Jean-Noël Tardy note que "Pierre Lortet a sans nul doute appartenu à la Charbonnerie française sous la Restauration. Sous la Monarchie de Juillet, il semble être à l'origine de la résurrection du carbonarisme à Lyon, avec l'aide de réfugiés italiens et espagnols. Louis Blanc, bien informé sur ce point, mentionne son nom dans “l'Histoire de Dix ans“. La répression de l'insurrection de 1834 provoque sans doute son retrait de ces périlleuses activités. Il était de toutes façons de règle de détruire tout document compromettant et l'absence de papiers privés ne surprend pas".

Tout en étant protestant, il est franc-maçon comme l'étaient son grand-père, son père et ses oncles.
Jean-Noël Tardy indique incidemment qu'il n'y a pas de lien entre carbonarisme et protestantisme, mais qu'il y en a un très fort avec l'anticléricalisme et l'antijésuitisme. Les carbonari s'étaient en effet heurtés au pape, qui les avait condamnés en retour.

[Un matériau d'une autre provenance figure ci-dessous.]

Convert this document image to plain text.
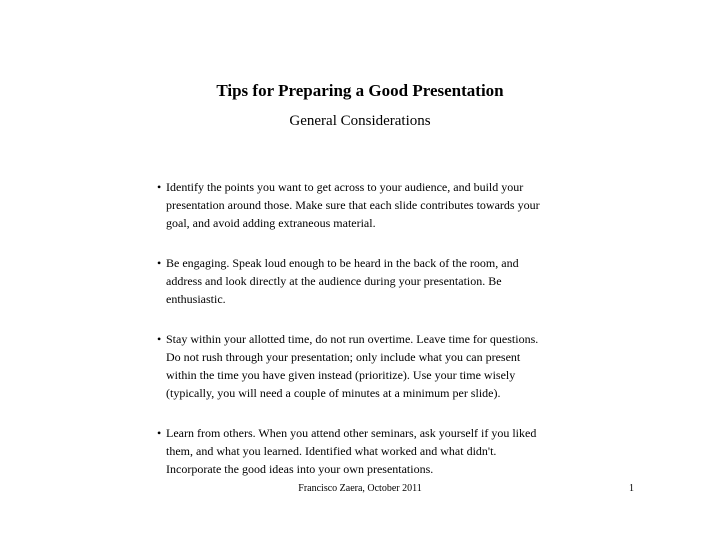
Tips for Preparing a Good Presentation
General Considerations
• Identify the points you want to get across to your audience, and build your
presentation around those. Make sure that each slide contributes towards your
goal, and avoid adding extraneous material.
• Be engaging. Speak loud enough to be heard in the back of the room, and
address and look directly at the audience during your presentation. Be
enthusiastic.
• Stay within your allotted time, do not run overtime. Leave time for questions.
Do not rush through your presentation; only include what you can present
within the time you have given instead (prioritize). Use your time wisely
(typically, you will need a couple of minutes at a minimum per slide).
• Learn from others. When you attend other seminars, ask yourself if you liked
them, and what you learned. Identified what worked and what didn't.
Incorporate the good ideas into your own presentations.
Francisco Zaera, October 2011	1
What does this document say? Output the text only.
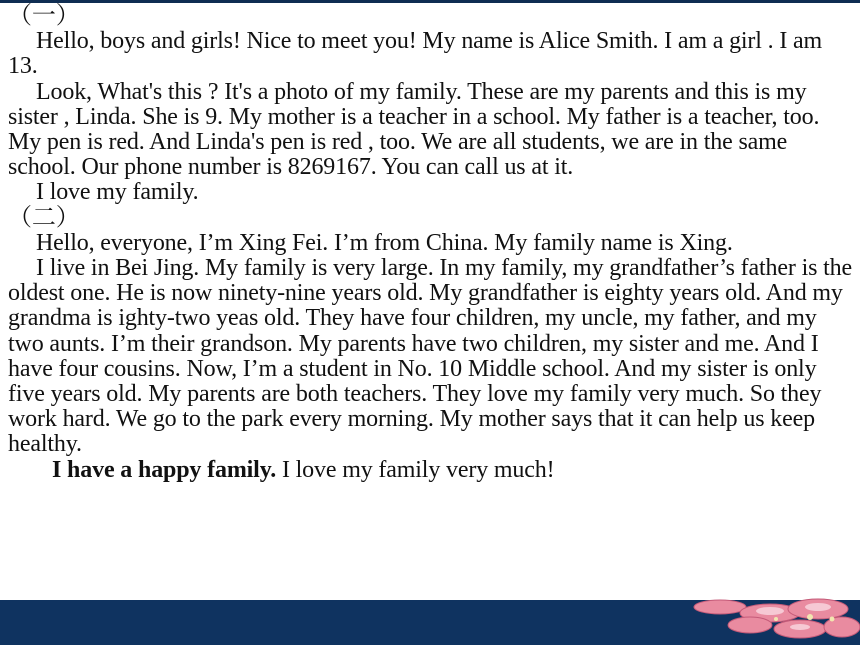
（一）

Hello, boys and girls! Nice to meet you! My name is Alice Smith. I am a girl . I am 13.

Look, What's this ? It's a photo of my family. These are my parents and this is my sister , Linda. She is 9. My mother is a teacher in a school. My father is a teacher, too. My pen is red. And Linda's pen is red , too. We are all students, we are in the same school. Our phone number is 8269167. You can call us at it.

I love my family.

（二）

Hello, everyone, I’m Xing Fei. I’m from China. My family name is Xing.

I live in Bei Jing. My family is very large. In my family, my grandfather’s father is the oldest one. He is now ninety-nine years old. My grandfather is eighty years old. And my grandma is ighty-two yeas old. They have four children, my uncle, my father, and my two aunts. I’m their grandson. My parents have two children, my sister and me. And I have four cousins. Now, I’m a student in No. 10 Middle school. And my sister is only five years old. My parents are both teachers. They love my family very much. So they work hard. We go to the park every morning. My mother says that it can help us keep healthy.

I have a happy family. I love my family very much!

Il est membre de la Loge du Parfait Silence, qui multiplie les actions de secours, de bienfaisance et de soutien à l'éducation. A chaque Révolution (1830, 1848), les sociétés maçonniques espèrent faire aboutir leurs idées de suffrage universel, de développement des libertés et de scolarisation du peuple. C'est ainsi qu'en 1848, Pierre Lortet, libéral et républicain qui s'était manifesté les années précédentes par des articles dans les journaux d'opposition ("l'Indépendant de Lyon", "le Précurseur", ou "le Censeur") et dans les "banquets républicains" de 1847 (il s'agissait de contourner une loi de 1835 interdisant les réunions publiques), est élu "commandant supérieur des légions lyonnaises de la Garde nationale" et député du Rhône à l'Assemblée nationale (23 avril 1848) en même temps que son ami Edgar Quinet, député de l'Ain.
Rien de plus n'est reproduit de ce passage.